PURPOSE OF THE STUDY.
Previously published oral desensitization protocols require weeks to months. The current study evaluates the safety, efficacy, and immunologic effects of a rapid egg oral desensitization protocol.
Twenty-three patients between 5 and 17 years of age with symptomatic immunoglobulin (Ig) E-mediated egg allergy were recruited from the Allergy Clinic of Ciudad Real General Hospital. Patients had a clinical history of IgE-mediated egg allergy and at least 1 of the following: a positive skin prick test to commercial egg extract, detection of serum specific IgE (>0.35 kU/L) to egg white or its proteins measured by fluorescence enzyme immunoassay, a positive oral challenge test within the previous 3 months, or an unequivocal history of reaction to egg within the previous 3 months.
Skin prick testing to pasteurized raw egg white and commercial extracts of egg, egg white, ovalbumin, and ovomucoid were performed before desensitization and at 3, 6, and 12 months after desensitization. Egg-specific IgE and IgG were measured before desensitization; at week 3; and at 3, 6, and 12 months after desensitization. Desensitization was achieved when the patient tolerated 1 whole cooked egg (30 mL of egg white) and 8 mL (1/4 of white of whole egg) of raw egg white. The desensitization was planned for a 5-day period but was individualized for each patient based on adverse reactions. Variables measured in-cluded the number and severity of adverse reactions, minimum dose that triggered symptoms, days until tolerance to a whole cooked egg, skin prick test wheal size, and egg-specific IgE and IgG before desensitization and during the minimum 6-month follow-up period.
Twenty (86.9%) of the 23 patients achieved tolerance to a whole cooked egg. Fourteen patients achieved tolerance within 5 days. Six patients achieved tolerance in <10 days. One patient discontinued desensitization due to repeated gastrointestinal adverse reactions. Two patients were switched to a slow desensitization protocol and achieved tolerance in 60 and 80 days, respectively. Eighteen patients experienced at least 1 adverse reaction during desensitization. There were 35 mild and 20 moderate reactions. Desensitization led to a fall in the mean values of skin prick test wheal size and specific IgE levels significant at 6 months after desensitization and an increase in specific IgG levels significant at 3 weeks after desensitization.
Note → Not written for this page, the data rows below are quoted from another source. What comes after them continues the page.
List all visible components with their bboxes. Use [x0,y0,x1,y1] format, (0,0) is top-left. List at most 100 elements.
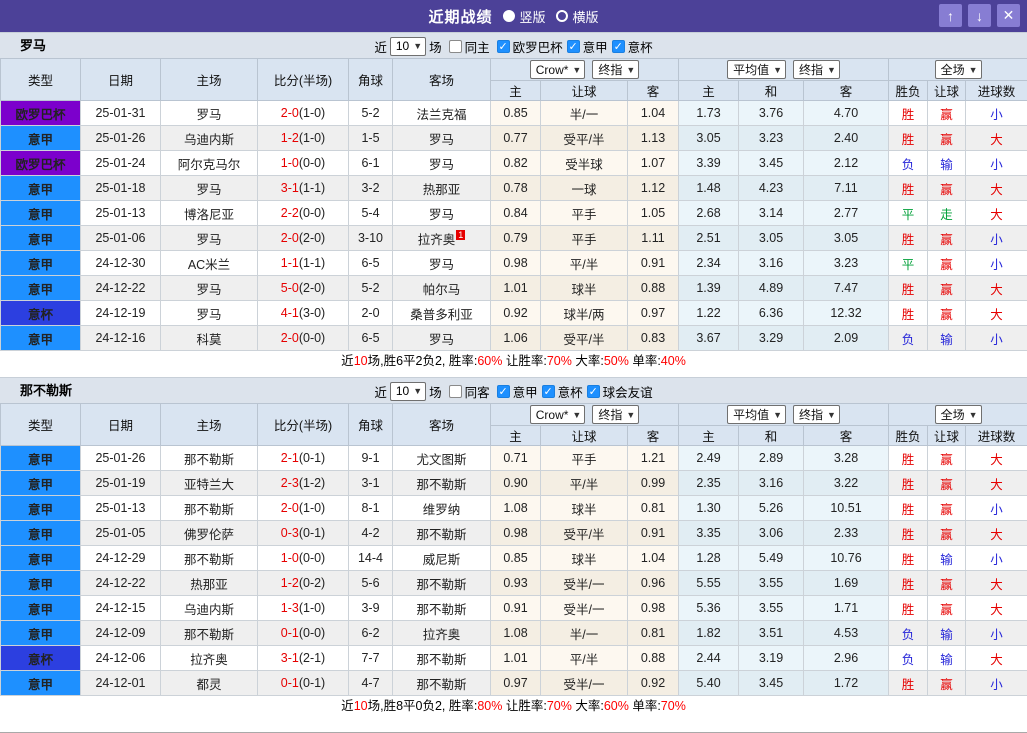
col-header-date: 日期 [81,59,161,101]
odds-company-select[interactable]: Crow*▼ [530,60,586,79]
cell-handicap-line: 球半/两 [541,301,628,326]
checked-checkbox-icon[interactable]: ✓ [542,385,555,398]
match-count-select[interactable]: 10▼ [390,37,426,56]
cell-avg-home-odds: 2.44 [679,646,739,671]
cell-competition: 意杯 [1,301,81,326]
match-row: 意甲24-12-01都灵0-1(0-1)4-7那不勒斯0.97受半/一0.925… [1,671,1027,696]
chevron-down-icon: ▼ [413,386,422,396]
close-button[interactable]: ✕ [997,4,1020,27]
col-header-score: 比分(半场) [258,404,349,446]
cell-avg-draw-odds: 2.89 [739,446,804,471]
cell-home-team: 罗马 [161,226,258,251]
average-select[interactable]: 平均值▼ [727,60,786,79]
match-row: 意甲25-01-05佛罗伦萨0-3(0-1)4-2那不勒斯0.98受平/半0.9… [1,521,1027,546]
cell-result-handicap: 赢 [928,521,966,546]
radio-selected-icon[interactable] [502,10,514,22]
cell-handicap-line: 平/半 [541,251,628,276]
final-odds-select-2[interactable]: 终指▼ [793,60,840,79]
checked-checkbox-icon[interactable]: ✓ [497,40,510,53]
filter-bar: 近 10▼ 场 同主 ✓欧罗巴杯✓意甲✓意杯 [0,33,1027,59]
cell-handicap-away-odds: 1.04 [628,101,679,126]
move-down-button[interactable]: ↓ [968,4,991,27]
cell-handicap-home-odds: 1.06 [491,326,541,351]
checked-checkbox-icon[interactable]: ✓ [497,385,510,398]
final-odds-select[interactable]: 终指▼ [592,60,639,79]
scope-select[interactable]: 全场▼ [935,60,982,79]
checked-checkbox-icon[interactable]: ✓ [587,385,600,398]
cell-corners: 3-10 [349,226,393,251]
checked-checkbox-icon[interactable]: ✓ [567,40,580,53]
summary-stat-value: 70% [547,699,572,713]
unchecked-checkbox-icon[interactable] [449,40,462,53]
average-select[interactable]: 平均值▼ [727,405,786,424]
cell-corners: 3-2 [349,176,393,201]
cell-avg-home-odds: 1.48 [679,176,739,201]
same-venue-checkbox[interactable]: 同客 [449,382,490,401]
match-count-select[interactable]: 10▼ [390,382,426,401]
league-checkbox[interactable]: ✓意甲 [567,37,608,56]
match-row: 欧罗巴杯25-01-24阿尔克马尔1-0(0-0)6-1罗马0.82受半球1.0… [1,151,1027,176]
league-checkbox[interactable]: ✓意杯 [612,37,653,56]
cell-competition: 欧罗巴杯 [1,101,81,126]
same-venue-label: 同客 [465,382,490,401]
cell-result-handicap: 输 [928,326,966,351]
league-filters: ✓意甲✓意杯✓球会友谊 [493,382,653,401]
league-checkbox-label: 意甲 [513,382,538,401]
cell-corners: 4-2 [349,521,393,546]
match-row: 意甲24-12-29那不勒斯1-0(0-0)14-4威尼斯0.85球半1.041… [1,546,1027,571]
cell-avg-home-odds: 3.05 [679,126,739,151]
match-row: 意甲24-12-16科莫2-0(0-0)6-5罗马1.06受平/半0.833.6… [1,326,1027,351]
cell-score: 1-0(0-0) [258,151,349,176]
cell-result-goals: 小 [966,226,1027,251]
cell-away-team: 桑普多利亚 [393,301,491,326]
cell-date: 25-01-13 [81,201,161,226]
checked-checkbox-icon[interactable]: ✓ [612,40,625,53]
radio-unselected-icon[interactable] [556,10,568,22]
sub-header-home-odds: 主 [491,426,541,446]
cell-date: 24-12-30 [81,251,161,276]
cell-result-handicap: 走 [928,201,966,226]
sub-header-avg-draw: 和 [739,426,804,446]
col-header-home: 主场 [161,59,258,101]
cell-avg-draw-odds: 3.14 [739,201,804,226]
cell-away-team: 拉齐奥 [393,621,491,646]
league-checkbox[interactable]: ✓球会友谊 [587,382,653,401]
cell-handicap-line: 平手 [541,226,628,251]
league-checkbox[interactable]: ✓意杯 [542,382,583,401]
final-odds-select[interactable]: 终指▼ [592,405,639,424]
league-checkbox[interactable]: ✓意甲 [497,382,538,401]
cell-corners: 3-9 [349,596,393,621]
team-section-roma: 罗马 近 10▼ 场 同主 ✓欧罗巴杯✓意甲✓意杯 类型 [0,32,1027,372]
cell-result-handicap: 赢 [928,301,966,326]
cell-result-handicap: 赢 [928,446,966,471]
col-header-date: 日期 [81,404,161,446]
cell-home-team: 罗马 [161,301,258,326]
same-venue-checkbox[interactable]: 同主 [449,37,490,56]
layout-radio-vertical[interactable]: 竖版 [502,7,545,26]
cell-avg-away-odds: 3.05 [804,226,889,251]
summary-stat-value: 80% [477,699,502,713]
cell-avg-home-odds: 1.82 [679,621,739,646]
odds-company-select[interactable]: Crow*▼ [530,405,586,424]
cell-handicap-home-odds: 0.98 [491,521,541,546]
final-odds-select-2[interactable]: 终指▼ [793,405,840,424]
cell-date: 25-01-05 [81,521,161,546]
cell-competition: 意甲 [1,621,81,646]
cell-competition: 意甲 [1,251,81,276]
away-team-badge: 1 [456,230,465,240]
layout-radio-horizontal[interactable]: 横版 [556,7,599,26]
cell-score: 1-3(1-0) [258,596,349,621]
cell-result-wdl: 胜 [889,671,928,696]
cell-handicap-home-odds: 0.79 [491,226,541,251]
cell-handicap-home-odds: 0.78 [491,176,541,201]
cell-away-team: 热那亚 [393,176,491,201]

The described protocol is safe and effective but must be performed in a highly supervised setting. Egg allergic patients can be desensitized within 5 days, without increased risk compared with earlier reported, slower protocols.
Egg is a common ingredient in a wide variety of foods. Desensitizing egg-allergic patients would reduce the risk of anaphylaxis associated with accidental ingestion and allow patients to consume a broader diet. Although the current study shows great promise, oral desensitization has significant inherent risks. Additional studies addressing patient selection, dosing, and long-term tolerance are essential before rapid oral desensitization becomes a commonly performed procedure.